REMEDY/ACTION TO BE TAKEN:
STOP USING YOUR PISTOL AND RETURN IT TO SMITH & WESSON AT ONCE.

Any unintended discharge of a firearm has the potential for causing injury, and we ask that you stop using your pistol immediately.

To facilitate the repair of your pistol, please contact Smith & Wesson's customer service department to receive instructions for the return of your pistol to Smith & Wesson.

When you return your pistol to Smith & Wesson, we will replace the existing hammer block feature with a new part at no cost to you. Your firearm will be returned as quickly and efficiently as possible.


----------



## SMann (Dec 11, 2008)

EliWolfe said:


> Accidental discharges


The term now used is negligent discharge. Not trying to bust your balls, but changing that one word sends a whole different message and makes a point that should be acknowledged by all who handle firearms. A defective weapon is surely a concern to be dealt with as the safety rules can be followed and a weapon firing on its own can cause riccochets to go who knows where, however that is rarely the cause of an "accidental" shooting. Hope the OP heals up and gets the weapon fixed.


----------



## Steve M1911A1 (Feb 6, 2008)

*EliWolfe*;
Two thoughts:
• Send all of the S&W-recall information to the OP in a PM, so you're surer that she'll read it.
• The P.38 issue centers around the same part as the PPK part S&W wants to replace. In the P.38 case, the problem was bad metallurgy, resulting in a decock-"safety" that broke unpredictably when a released hammer struck it. When the decocker broke, the hammer fell the rest of the way, hit the firing pin, and the gun fired. Maybe the PPK part was poorly heat-treated too.
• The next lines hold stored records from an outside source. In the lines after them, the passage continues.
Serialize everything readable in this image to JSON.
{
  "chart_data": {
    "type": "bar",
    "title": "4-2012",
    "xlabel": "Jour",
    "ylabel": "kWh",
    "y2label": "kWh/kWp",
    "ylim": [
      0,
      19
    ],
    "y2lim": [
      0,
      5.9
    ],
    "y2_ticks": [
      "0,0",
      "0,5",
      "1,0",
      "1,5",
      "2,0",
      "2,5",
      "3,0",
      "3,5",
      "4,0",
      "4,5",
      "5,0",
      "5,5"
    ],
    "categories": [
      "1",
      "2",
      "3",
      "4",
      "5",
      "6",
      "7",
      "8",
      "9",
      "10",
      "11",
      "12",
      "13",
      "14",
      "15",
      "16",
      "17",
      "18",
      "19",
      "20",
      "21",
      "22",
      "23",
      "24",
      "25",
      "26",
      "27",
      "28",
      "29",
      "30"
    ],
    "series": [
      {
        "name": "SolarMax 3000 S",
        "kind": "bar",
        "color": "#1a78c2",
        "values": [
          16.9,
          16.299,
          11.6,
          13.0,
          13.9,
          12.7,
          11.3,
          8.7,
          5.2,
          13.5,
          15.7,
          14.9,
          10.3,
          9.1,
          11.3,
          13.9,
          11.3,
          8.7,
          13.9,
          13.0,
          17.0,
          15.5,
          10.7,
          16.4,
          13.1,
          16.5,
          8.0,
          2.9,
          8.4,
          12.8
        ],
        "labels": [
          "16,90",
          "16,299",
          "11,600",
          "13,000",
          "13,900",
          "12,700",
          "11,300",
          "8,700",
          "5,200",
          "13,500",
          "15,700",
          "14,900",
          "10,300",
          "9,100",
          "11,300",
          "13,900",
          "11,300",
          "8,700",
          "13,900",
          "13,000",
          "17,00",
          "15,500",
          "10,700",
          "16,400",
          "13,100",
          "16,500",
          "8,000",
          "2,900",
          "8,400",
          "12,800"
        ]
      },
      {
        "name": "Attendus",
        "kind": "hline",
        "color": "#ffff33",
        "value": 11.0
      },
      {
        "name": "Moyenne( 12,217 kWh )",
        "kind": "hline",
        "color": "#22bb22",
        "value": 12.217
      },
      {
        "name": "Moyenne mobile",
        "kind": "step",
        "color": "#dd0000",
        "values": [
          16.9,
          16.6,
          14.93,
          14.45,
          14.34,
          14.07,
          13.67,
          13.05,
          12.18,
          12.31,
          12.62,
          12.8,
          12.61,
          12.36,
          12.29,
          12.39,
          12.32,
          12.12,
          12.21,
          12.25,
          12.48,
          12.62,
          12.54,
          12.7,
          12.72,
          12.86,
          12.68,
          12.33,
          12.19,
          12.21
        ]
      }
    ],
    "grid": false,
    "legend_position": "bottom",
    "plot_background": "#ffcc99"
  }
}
In any case, the son was pointing the pistol in his mother's general direction, over a "reflective" floor surface. That truly was negligence.
Thus the discharge may have been the gun's fault, but the leg wound was the son's fault.


----------



## EliWolfe (Nov 20, 2010)

*thank you*



SMann said:


> The term now used is negligent discharge. Not trying to bust your balls, but changing that one word sends a whole different message and makes a point that should be acknowledged by all who handle firearms. A defective weapon is surely a concern to be dealt with as the safety rules can be followed and a weapon firing on its own can cause riccochets to go who knows where, however that is rarely the cause of an "accidental" shooting. Hope the OP heals up and gets the weapon fixed.
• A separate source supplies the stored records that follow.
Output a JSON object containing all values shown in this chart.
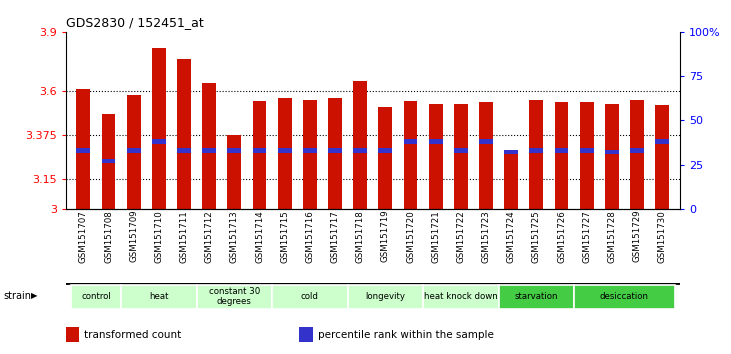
{
  "title": "GDS2830 / 152451_at",
  "samples": [
    "GSM151707",
    "GSM151708",
    "GSM151709",
    "GSM151710",
    "GSM151711",
    "GSM151712",
    "GSM151713",
    "GSM151714",
    "GSM151715",
    "GSM151716",
    "GSM151717",
    "GSM151718",
    "GSM151719",
    "GSM151720",
    "GSM151721",
    "GSM151722",
    "GSM151723",
    "GSM151724",
    "GSM151725",
    "GSM151726",
    "GSM151727",
    "GSM151728",
    "GSM151729",
    "GSM151730"
  ],
  "transformed_count": [
    3.61,
    3.48,
    3.58,
    3.82,
    3.76,
    3.64,
    3.375,
    3.55,
    3.565,
    3.555,
    3.565,
    3.65,
    3.52,
    3.55,
    3.535,
    3.535,
    3.545,
    3.28,
    3.555,
    3.545,
    3.545,
    3.535,
    3.555,
    3.53
  ],
  "percentile_rank": [
    33,
    27,
    33,
    38,
    33,
    33,
    33,
    33,
    33,
    33,
    33,
    33,
    33,
    38,
    38,
    33,
    38,
    32,
    33,
    33,
    33,
    32,
    33,
    38
  ],
  "groups": [
    {
      "label": "control",
      "start": 0,
      "end": 2,
      "color": "#ccffcc"
    },
    {
      "label": "heat",
      "start": 2,
      "end": 5,
      "color": "#ccffcc"
    },
    {
      "label": "constant 30\ndegrees",
      "start": 5,
      "end": 8,
      "color": "#ccffcc"
    },
    {
      "label": "cold",
      "start": 8,
      "end": 11,
      "color": "#ccffcc"
    },
    {
      "label": "longevity",
      "start": 11,
      "end": 14,
      "color": "#ccffcc"
    },
    {
      "label": "heat knock down",
      "start": 14,
      "end": 17,
      "color": "#ccffcc"
    },
    {
      "label": "starvation",
      "start": 17,
      "end": 20,
      "color": "#44cc44"
    },
    {
      "label": "desiccation",
      "start": 20,
      "end": 24,
      "color": "#44cc44"
    }
  ],
  "ymin": 3.0,
  "ymax": 3.9,
  "yticks": [
    3.0,
    3.15,
    3.375,
    3.6,
    3.9
  ],
  "ytick_labels": [
    "3",
    "3.15",
    "3.375",
    "3.6",
    "3.9"
  ],
  "right_yticks": [
    0,
    25,
    50,
    75,
    100
  ],
  "bar_color": "#cc1100",
  "percentile_color": "#3333cc",
  "bar_width": 0.55,
  "legend": [
    {
      "label": "transformed count",
      "color": "#cc1100"
    },
    {
      "label": "percentile rank within the sample",
      "color": "#3333cc"
    }
  ]
}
Thanks for the correction. I am an old guy and not current with the legal terminologies. Therefor, I shall try to keep my trap shut unless I know what I am talking about . The story got my attention because it seemed "odd" in the translation. Thanks again, I learned something new. Hope Mom and the kid did too!
Regards, Eli (feel free to bust balls whence appropriate) :smt082


----------



## SMann (Dec 11, 2008)

We all learn stuff here. That's why we come.:smt023


----------



## jakuruvi (Dec 2, 2010)

*How old is he?*

Really just curious -- how old is your son? how did he end up having a loaded gun in his hand. I have a son of my own and I would worry very very much if he holds a loaded gun anywhere, except at a range, even if it doesn't fire accidentally.


----------